All ray tracing shaders get compiled as compute shaders on AMD HW so the only possible advantage specialized ray tracing shaders is the lower register usage but risk of introducing more different shaders as opposed to using an "uber-material shader" instead is that function calls stop getting inlined which causes spilling in the process ...
 
There are other game engines besides UE5. Maybe devs want to use mesh shaders to handle their high resolution geometry and hw micro poly rasterizers would come in handy for that.

True but listening to a software developer (Rami Ismail) with connections across the industry (many developers hire him to find developer talent for them when they have job openings), he's heard a lot of talk from many developers (AAA, AA, Indie) at GDC that UE is now significantly ahead of any other engine on the market WRT features as well as ease of implementation and that many will be switching to UE5 or seriously considering dropping plans to either implement their own engine, continue iterating on their own engine, or using a competing engine (like Unity).

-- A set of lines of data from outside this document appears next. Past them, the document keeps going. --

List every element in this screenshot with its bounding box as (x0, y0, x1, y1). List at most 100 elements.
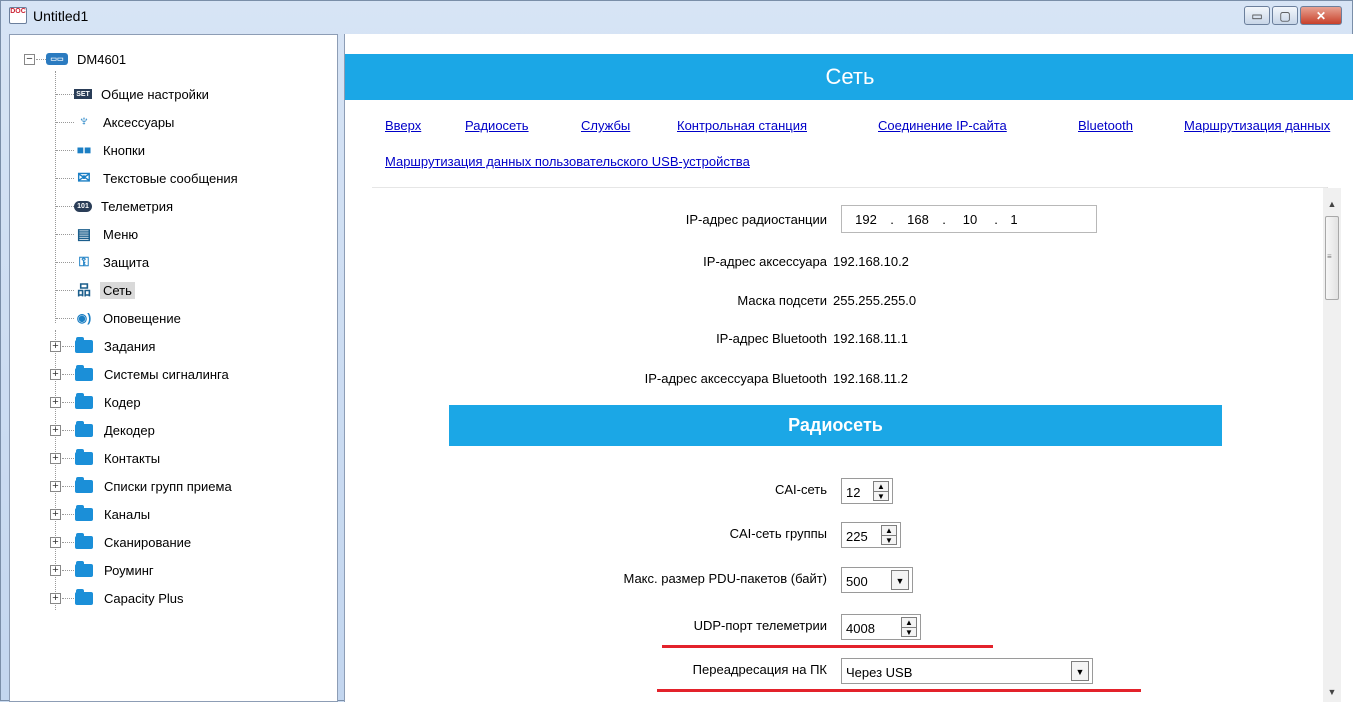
pc-forwarding-select[interactable]: Через USB ▼ (841, 658, 1093, 684)
link-ip-site[interactable]: Соединение IP-сайта (878, 118, 1007, 133)
minimize-button[interactable]: ▭ (1244, 6, 1270, 25)
link-control-station[interactable]: Контрольная станция (677, 118, 807, 133)
key-icon: ⚿ (79, 254, 89, 269)
highlight-underline (657, 689, 1141, 692)
expand-icon[interactable]: + (50, 509, 61, 520)
radionet-section-header: Радиосеть (449, 405, 1222, 446)
expand-icon[interactable]: + (50, 341, 61, 352)
folder-icon (75, 392, 93, 409)
cai-net-spinner[interactable]: 12 ▲ ▼ (841, 478, 893, 504)
ip-octet-4[interactable]: 1 (1002, 212, 1026, 227)
tree-folder-label: Задания (104, 338, 156, 354)
tree-item-accessories[interactable]: ♆ Аксессуары (74, 109, 177, 135)
tree-folder-contacts[interactable]: Контакты (74, 445, 163, 471)
tree-folder-decoder[interactable]: Декодер (74, 417, 158, 443)
tree-item-alerts[interactable]: ◉) Оповещение (74, 305, 184, 331)
window-controls: ▭ ▢ ✕ (1244, 6, 1342, 25)
tree-item-label: Общие настройки (101, 86, 209, 102)
expand-icon[interactable]: + (50, 593, 61, 604)
spinner-arrows-icon[interactable]: ▲ ▼ (881, 525, 897, 545)
network-icon: 品 (77, 282, 91, 298)
tree-item-label: Телеметрия (101, 198, 174, 214)
pdu-size-value[interactable]: 500 (842, 571, 891, 589)
link-bluetooth[interactable]: Bluetooth (1078, 118, 1133, 133)
cai-group-spinner[interactable]: 225 ▲ ▼ (841, 522, 901, 548)
tree-folder-tasks[interactable]: Задания (74, 333, 158, 359)
udp-port-spinner[interactable]: 4008 ▲ ▼ (841, 614, 921, 640)
maximize-button[interactable]: ▢ (1272, 6, 1298, 25)
ip-octet-1[interactable]: 192 (846, 212, 886, 227)
cai-group-value[interactable]: 225 (842, 526, 881, 544)
tree-folder-label: Каналы (104, 506, 151, 522)
pdu-size-label: Макс. размер PDU-пакетов (байт) (623, 571, 827, 586)
spinner-arrows-icon[interactable]: ▲ ▼ (901, 617, 917, 637)
tree-item-buttons[interactable]: ■■ Кнопки (74, 137, 148, 163)
tree-item-network[interactable]: 品 Сеть (74, 277, 135, 303)
folder-icon (75, 448, 93, 465)
tree-folder-channels[interactable]: Каналы (74, 501, 153, 527)
collapse-root-icon[interactable]: − (24, 54, 35, 65)
tree-folder-signaling[interactable]: Системы сигналинга (74, 361, 232, 387)
ip-octet-3[interactable]: 10 (950, 212, 990, 227)
pc-forwarding-value[interactable]: Через USB (842, 662, 1071, 680)
tree-folder-label: Capacity Plus (104, 590, 184, 606)
pc-forwarding-label: Переадресация на ПК (692, 662, 827, 677)
radio-device-icon: ▭▭ (46, 53, 68, 65)
tree-item-telemetry[interactable]: 101 Телеметрия (74, 193, 176, 219)
expand-icon[interactable]: + (50, 397, 61, 408)
tree-item-menu[interactable]: ▤ Меню (74, 221, 141, 247)
cai-net-value[interactable]: 12 (842, 482, 873, 500)
accessory-icon: ♆ (78, 113, 90, 130)
tree-folder-label: Списки групп приема (104, 478, 232, 494)
tree-folder-label: Контакты (104, 450, 161, 466)
bluetooth-accessory-ip-value: 192.168.11.2 (833, 371, 908, 386)
tree-item-label: Сеть (100, 281, 135, 299)
link-usb-data-routing[interactable]: Маршрутизация данных пользовательского U… (385, 154, 750, 169)
dropdown-arrow-icon[interactable]: ▼ (1071, 661, 1089, 681)
tree-folder-label: Системы сигналинга (104, 366, 229, 382)
tree-folder-roaming[interactable]: Роуминг (74, 557, 157, 583)
tree-folder-scan[interactable]: Сканирование (74, 529, 194, 555)
tree-root[interactable]: ▭▭ DM4601 (46, 46, 129, 72)
tree-folder-rx-groups[interactable]: Списки групп приема (74, 473, 235, 499)
tree-folder-encoder[interactable]: Кодер (74, 389, 144, 415)
tree-folder-capacity-plus[interactable]: Capacity Plus (74, 585, 186, 611)
udp-port-value[interactable]: 4008 (842, 618, 901, 636)
expand-icon[interactable]: + (50, 537, 61, 548)
cai-group-label: CAI-сеть группы (729, 526, 827, 541)
ip-dot: . (890, 211, 894, 227)
expand-icon[interactable]: + (50, 425, 61, 436)
buttons-icon: ■■ (76, 143, 92, 157)
spinner-arrows-icon[interactable]: ▲ ▼ (873, 481, 889, 501)
tree-folder-label: Кодер (104, 394, 141, 410)
ip-octet-2[interactable]: 168 (898, 212, 938, 227)
link-radionet[interactable]: Радиосеть (465, 118, 529, 133)
link-services[interactable]: Службы (581, 118, 630, 133)
telemetry-icon: 101 (74, 200, 92, 212)
expand-icon[interactable]: + (50, 565, 61, 576)
tree-item-security[interactable]: ⚿ Защита (74, 249, 152, 275)
scroll-up-icon[interactable]: ▲ (1323, 196, 1341, 212)
tree-folder-label: Роуминг (104, 562, 154, 578)
radio-ip-input[interactable]: 192 . 168 . 10 . 1 (841, 205, 1097, 233)
tree-folder-label: Декодер (104, 422, 155, 438)
tree-item-label: Кнопки (103, 142, 145, 158)
vertical-scrollbar[interactable]: ▲ ≡ ▼ (1323, 188, 1341, 702)
dropdown-arrow-icon[interactable]: ▼ (891, 570, 909, 590)
tree-item-text-messages[interactable]: ✉ Текстовые сообщения (74, 165, 241, 191)
link-up[interactable]: Вверх (385, 118, 421, 133)
expand-icon[interactable]: + (50, 481, 61, 492)
close-button[interactable]: ✕ (1300, 6, 1342, 25)
ip-dot: . (942, 211, 946, 227)
link-data-routing[interactable]: Маршрутизация данных (1184, 118, 1330, 133)
expand-icon[interactable]: + (50, 369, 61, 380)
expand-icon[interactable]: + (50, 453, 61, 464)
pdu-size-select[interactable]: 500 ▼ (841, 567, 913, 593)
folder-icon (75, 532, 93, 549)
bluetooth-ip-label: IP-адрес Bluetooth (716, 331, 827, 346)
document-icon: DOC (9, 7, 27, 24)
scroll-down-icon[interactable]: ▼ (1323, 684, 1341, 700)
tree-item-general-settings[interactable]: SET Общие настройки (74, 81, 212, 107)
window-title: Untitled1 (33, 8, 89, 24)
subnet-mask-label: Маска подсети (737, 293, 827, 308)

Basically, until another engine can show that it can achieve similar visuals to UE5 with as little effort (relatively speaking) to implement as UE5 with better resource usage than UE5, then we're going to see a rather large proliferation of UE5 based games over this current console generation.

Regards,
SB
 
Wrt UE5 I feel that it's also a bit early to call doom and gloom on all other engines prior to actually seeing anything remotely close to a shippable game being made on UE5.
Realities of visuals in such games can be quite a bit different from what was shown in UE5 tech demos so far, to a point where UE5's advantage won't be as obvious as people seem to think based on what was shown in the tech demos.
Development backend and availability of assets is a different story of course.
 
Wrt UE5 I feel that it's also a bit early to call doom and gloom on all other engines prior to actually seeing anything remotely close to a shippable game being made on UE5.
Realities of visuals in such games can be quite a bit different from what was shown in UE5 tech demos so far, to a point where UE5's advantage won't be as obvious as people seem to think based on what was shown in the tech demos.
Development backend and availability of assets is a different story of course.

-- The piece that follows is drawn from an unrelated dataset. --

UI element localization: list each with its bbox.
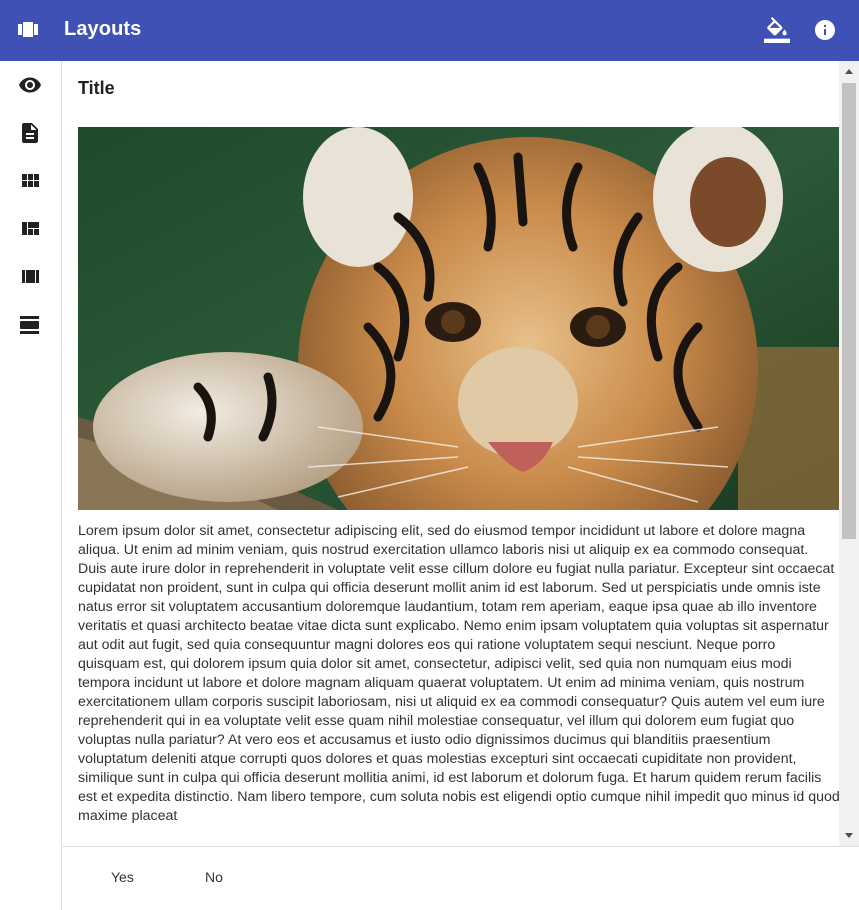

For consumers, this is certainly true. But we've already seen some developers already announce that they are dropping their proprietary internal engines in favor of switching to UE5. It may or may not be just the tip of the iceberg, but at least talk among developers at GDC reflected a growing desire to switch away from other engines to UE5.

Obviously it's far more likely for indie developers to do this as UE5 allows them to make games that are closer to the visuals of AAA games with far less effort than at any time in the past.

For AAA developers it's all about how much effort they would need to bring their internal engines up to UE5's quality along with improvements to their tools to match what is available for UE5.

Regards,
SB
 
For AAA developers it's all about how much effort they would need to bring their internal engines up to UE5's quality along with improvements to their tools to match what is available for UE5.
Well that's the point - we don't really know how much effort it would take. In many areas this effort likely won't need to be huge and in some cases tools may be just as good already.
Who has we seen so far who dropped their own tech in favor of UE5? CDPR? AFAIU they plan to still develop their own RED Engine, it's just that building a new team for the new Witcher games is easier when using UE.
Crystal Dynamics? It's unclear so far if it's a "switch" or they are doing something similar to CDPR and using UE5 to build up their new Austin studio.
Anyone else?
 
Same doom and gloom threats for other engines are thrown around every time there's major update to Unreal Engine. So far none of them came true.
I obviously don't have any data but my feeling is that this past generation the usage of UE(4) in AAA projects have actually been smaller than it was with UE(3) in PS3/360 era.
So if UE5 will win some AAA projects back from own or other engines then it will be more of a return to how AAA scene was back in PS3/360 days than a complete substitution of proprietary tech or engines like Unity.